Employee loneliness is having a bad impact on business, Cigna added, with those who report loneliness being less productive, more likely to miss work, and less able to submit quality work.

READ MORE: FL Payer Unveils SDOH Program Targeting Social Isolation in Seniors

Cigna encouraged employers to foster better culture within their offices as a part of the payer’s efforts to address social isolation. Offices may promote a culture of openness, while pushing the use of technology to make connections with coworkers and other team-building activities.

Social isolation also proved more prevalent among different social demographics. Younger individuals, for example, tend to be more lonely than older generations.
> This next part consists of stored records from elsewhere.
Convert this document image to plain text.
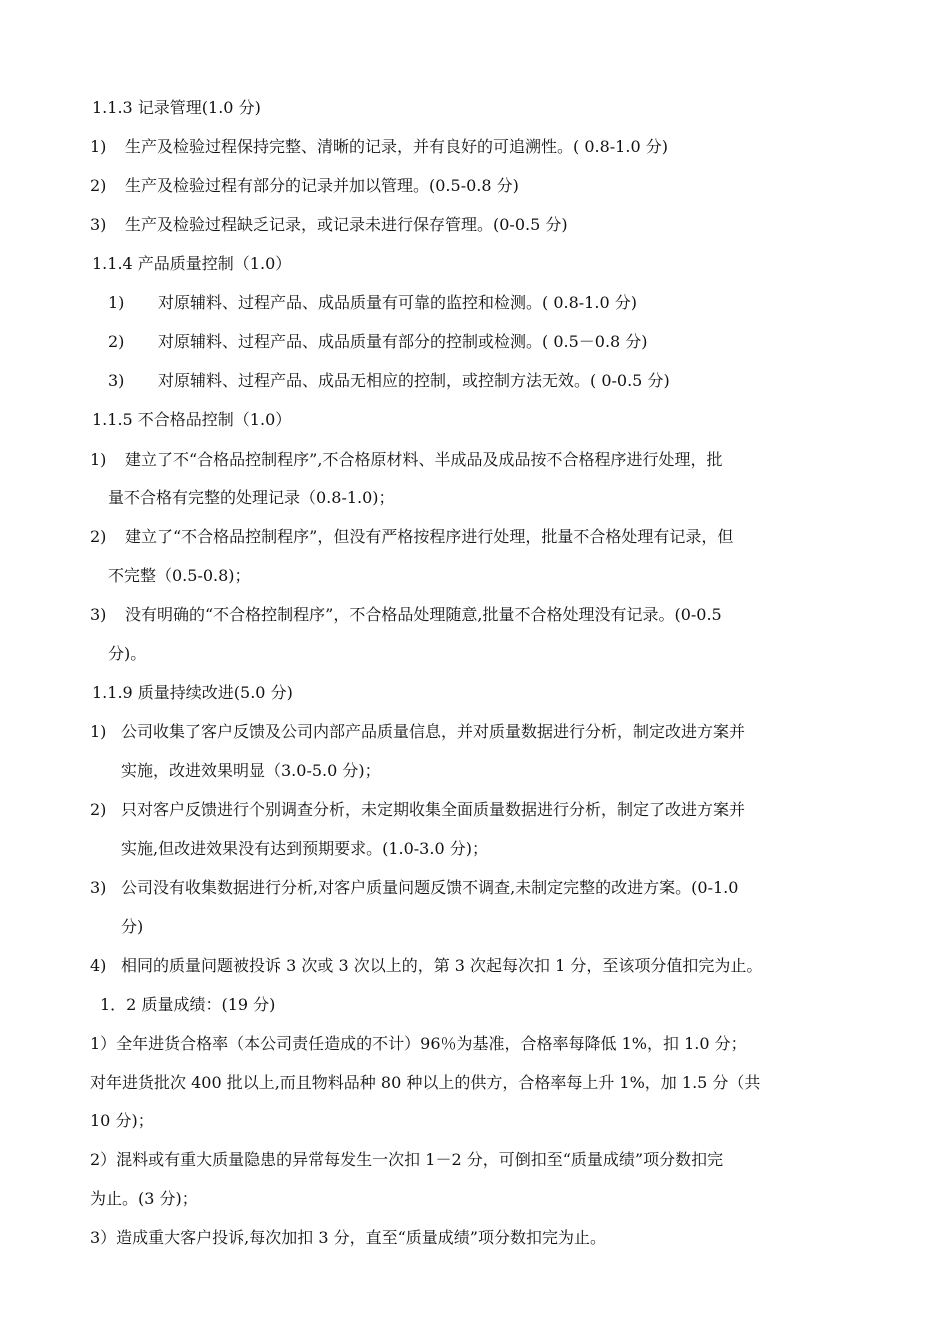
1.1.3 记录管理(1.0 分)
1) 生产及检验过程保持完整、清晰的记录，并有良好的可追溯性。( 0.8-1.0 分)
2) 生产及检验过程有部分的记录并加以管理。(0.5-0.8 分)
3) 生产及检验过程缺乏记录，或记录未进行保存管理。(0-0.5 分)
1.1.4 产品质量控制（1.0）
1) 对原辅料、过程产品、成品质量有可靠的监控和检测。( 0.8-1.0 分)
2) 对原辅料、过程产品、成品质量有部分的控制或检测。( 0.5－0.8 分)
3) 对原辅料、过程产品、成品无相应的控制，或控制方法无效。( 0-0.5 分)
1.1.5 不合格品控制（1.0）
1) 建立了不“合格品控制程序”,不合格原材料、半成品及成品按不合格程序进行处理，批
量不合格有完整的处理记录（0.8-1.0)；
2) 建立了“不合格品控制程序”，但没有严格按程序进行处理，批量不合格处理有记录，但
不完整（0.5-0.8)；
3) 没有明确的“不合格控制程序”，不合格品处理随意,批量不合格处理没有记录。(0-0.5
分)。
1.1.9 质量持续改进(5.0 分)
1) 公司收集了客户反馈及公司内部产品质量信息，并对质量数据进行分析，制定改进方案并
实施，改进效果明显（3.0-5.0 分)；
2) 只对客户反馈进行个别调查分析，未定期收集全面质量数据进行分析，制定了改进方案并
实施,但改进效果没有达到预期要求。(1.0-3.0 分)；
3) 公司没有收集数据进行分析,对客户质量问题反馈不调查,未制定完整的改进方案。(0-1.0
分)
4) 相同的质量问题被投诉 3 次或 3 次以上的，第 3 次起每次扣 1 分，至该项分值扣完为止。
1．2 质量成绩：(19 分)
1）全年进货合格率（本公司责任造成的不计）96％为基准，合格率每降低 1%，扣 1.0 分；
对年进货批次 400 批以上,而且物料品种 80 种以上的供方，合格率每上升 1%，加 1.5 分（共
10 分)；
2）混料或有重大质量隐患的异常每发生一次扣 1－2 分，可倒扣至“质量成绩”项分数扣完
为止。(3 分)；
3）造成重大客户投诉,每次加扣 3 分，直至“质量成绩”项分数扣完为止。
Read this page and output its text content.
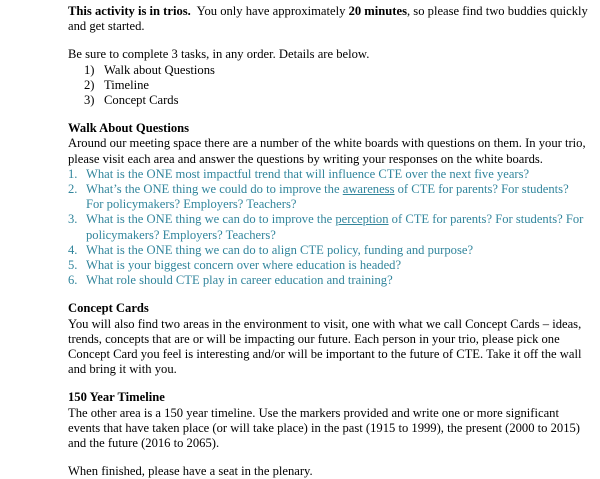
This activity is in trios.  You only have approximately 20 minutes, so please find two buddies quickly and get started.

Be sure to complete 3 tasks, in any order. Details are below.

1) Walk about Questions
2) Timeline
3) Concept Cards

Walk About Questions

Around our meeting space there are a number of the white boards with questions on them. In your trio, please visit each area and answer the questions by writing your responses on the white boards.

1. What is the ONE most impactful trend that will influence CTE over the next five years?
2. What’s the ONE thing we could do to improve the awareness of CTE for parents? For students? For policymakers? Employers? Teachers?
3. What is the ONE thing we can do to improve the perception of CTE for parents? For students? For policymakers? Employers? Teachers?
4. What is the ONE thing we can do to align CTE policy, funding and purpose?
5. What is your biggest concern over where education is headed?
6. What role should CTE play in career education and training?

Concept Cards

You will also find two areas in the environment to visit, one with what we call Concept Cards – ideas, trends, concepts that are or will be impacting our future. Each person in your trio, please pick one Concept Card you feel is interesting and/or will be important to the future of CTE. Take it off the wall and bring it with you.

150 Year Timeline

The other area is a 150 year timeline. Use the markers provided and write one or more significant events that have taken place (or will take place) in the past (1915 to 1999), the present (2000 to 2015) and the future (2016 to 2065).

When finished, please have a seat in the plenary.
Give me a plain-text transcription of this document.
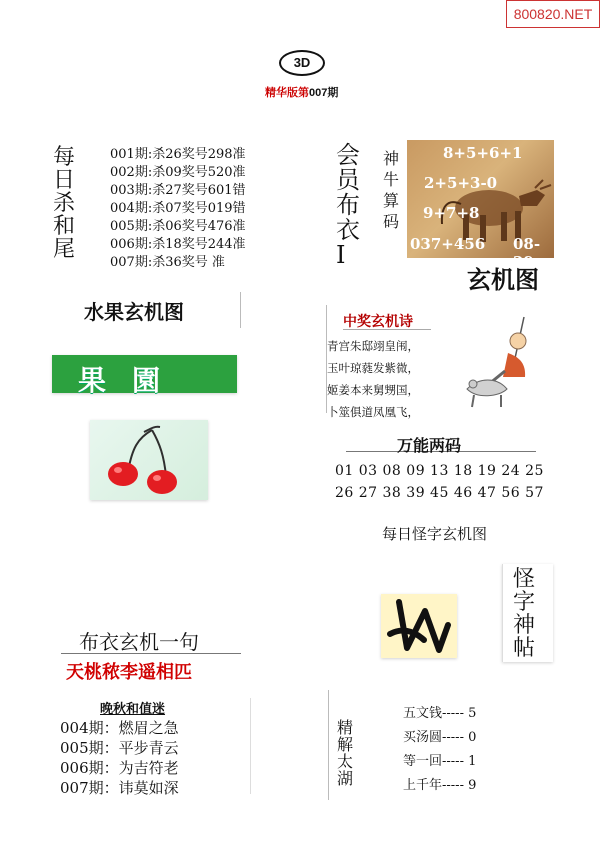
800820.NET
3D
精华版第007期
每
日
杀
和
尾
001期:杀26奖号298准
002期:杀09奖号520准
003期:杀27奖号601错
004期:杀07奖号019错
005期:杀06奖号476准
006期:杀18奖号244准
007期:杀36奖号 准
水果玄机图
果園
布衣玄机一句
天桃秾李遥相匹
晚秋和值迷
004期：燃眉之急
005期：平步青云
006期：为吉符老
007期：讳莫如深
会
员
布
衣
I
神
牛
算
码
8+5+6+1
2+5+3-0
9+7+8
037+456 08-29
玄机图
中奖玄机诗
青宫朱邸翊皇闱，
玉叶琼蕤发紫微，
姬姜本来舅甥国，
卜筮俱道凤凰飞，
万能两码
01 03 08 09 13 18 19 24 25
26 27 38 39 45 46 47 56 57
每日怪字玄机图
怪
字
神
帖
精
解
太
湖
五文钱----- 5
买汤圆----- 0
等一回----- 1
上千年----- 9
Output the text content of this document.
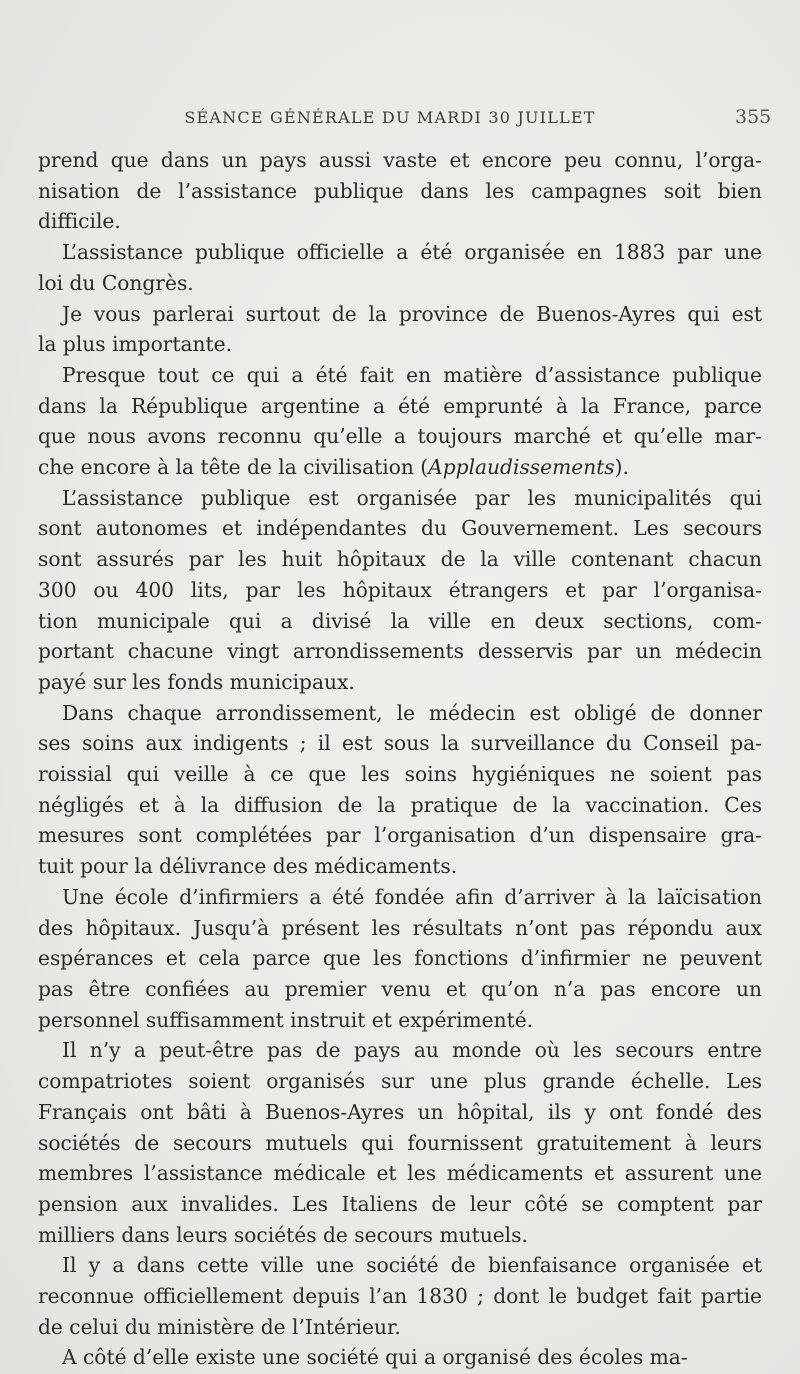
SÉANCE GÉNÉRALE DU MARDI 30 JUILLET	355
prend que dans un pays aussi vaste et encore peu connu, l’orga-
nisation de l’assistance publique dans les campagnes soit bien
difficile.
L’assistance publique officielle a été organisée en 1883 par une
loi du Congrès.
Je vous parlerai surtout de la province de Buenos-Ayres qui est
la plus importante.
Presque tout ce qui a été fait en matière d’assistance publique
dans la République argentine a été emprunté à la France, parce
que nous avons reconnu qu’elle a toujours marché et qu’elle mar-
che encore à la tête de la civilisation (Applaudissements).
L’assistance publique est organisée par les municipalités qui
sont autonomes et indépendantes du Gouvernement. Les secours
sont assurés par les huit hôpitaux de la ville contenant chacun
300 ou 400 lits, par les hôpitaux étrangers et par l’organisa-
tion municipale qui a divisé la ville en deux sections, com-
portant chacune vingt arrondissements desservis par un médecin
payé sur les fonds municipaux.
Dans chaque arrondissement, le médecin est obligé de donner
ses soins aux indigents ; il est sous la surveillance du Conseil pa-
roissial qui veille à ce que les soins hygiéniques ne soient pas
négligés et à la diffusion de la pratique de la vaccination. Ces
mesures sont complétées par l’organisation d’un dispensaire gra-
tuit pour la délivrance des médicaments.
Une école d’infirmiers a été fondée afin d’arriver à la laïcisation
des hôpitaux. Jusqu’à présent les résultats n’ont pas répondu aux
espérances et cela parce que les fonctions d’infirmier ne peuvent
pas être confiées au premier venu et qu’on n’a pas encore un
personnel suffisamment instruit et expérimenté.
Il n’y a peut-être pas de pays au monde où les secours entre
compatriotes soient organisés sur une plus grande échelle. Les
Français ont bâti à Buenos-Ayres un hôpital, ils y ont fondé des
sociétés de secours mutuels qui fournissent gratuitement à leurs
membres l’assistance médicale et les médicaments et assurent une
pension aux invalides. Les Italiens de leur côté se comptent par
milliers dans leurs sociétés de secours mutuels.
Il y a dans cette ville une société de bienfaisance organisée et
reconnue officiellement depuis l’an 1830 ; dont le budget fait partie
de celui du ministère de l’Intérieur.
A côté d’elle existe une société qui a organisé des écoles ma-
Nearly 80 percent of Generation Z and 70 percent of Millennials report loneliness, compared to just 50 percent of their Baby Boomer peers.

Men were more likely to report social isolation than women, as were those living in rural versus urban communities and those with low versus high incomes.

About 47 percent of Hispanic individuals and those identifying their race as “other” reported loneliness, while 46 percent of black patients reported the same. These demographics were more likely to experience social isolation than their white peers.

Social isolation can have serious health consequences, with notable studies suggesting that loneliness is equally dangerous to patient health as smoking 15 cigarettes. This social determinant of health demands attention from the medical community, to which Cigna is responding.

READ MORE: Payer Program Addresses Loneliness as Social Determinant of Health

Specifically, Cigna said it is broadening the services available to address mental health needs as well as expanding patient access to mental and behavioral health providers.

The payer also said it will enlist digital appointment scheduling tools to make it easier for members to connect with mental and behavioral health providers.

School-based mental and behavioral health options catered to students in middle and high school, as well as their parents and teachers, aim to mitigate this problem in the future by stemming it in childhood.

The Cigna Foundation will also be funneling $3 million over three years to drive mental and behavioral healthcare access in schools.

“With funding from the Cigna Foundation, we will help schools – and the communities that support them – combat increasingly prevalent mental health issues, such as loneliness and social isolation, anxiety, depression, bullying and violence, and better equip them with tools and resources to promote interpersonal connectivity, social support and resiliency,” said John Murabito, President of the Cigna Foundation and Executive Vice President of Cigna.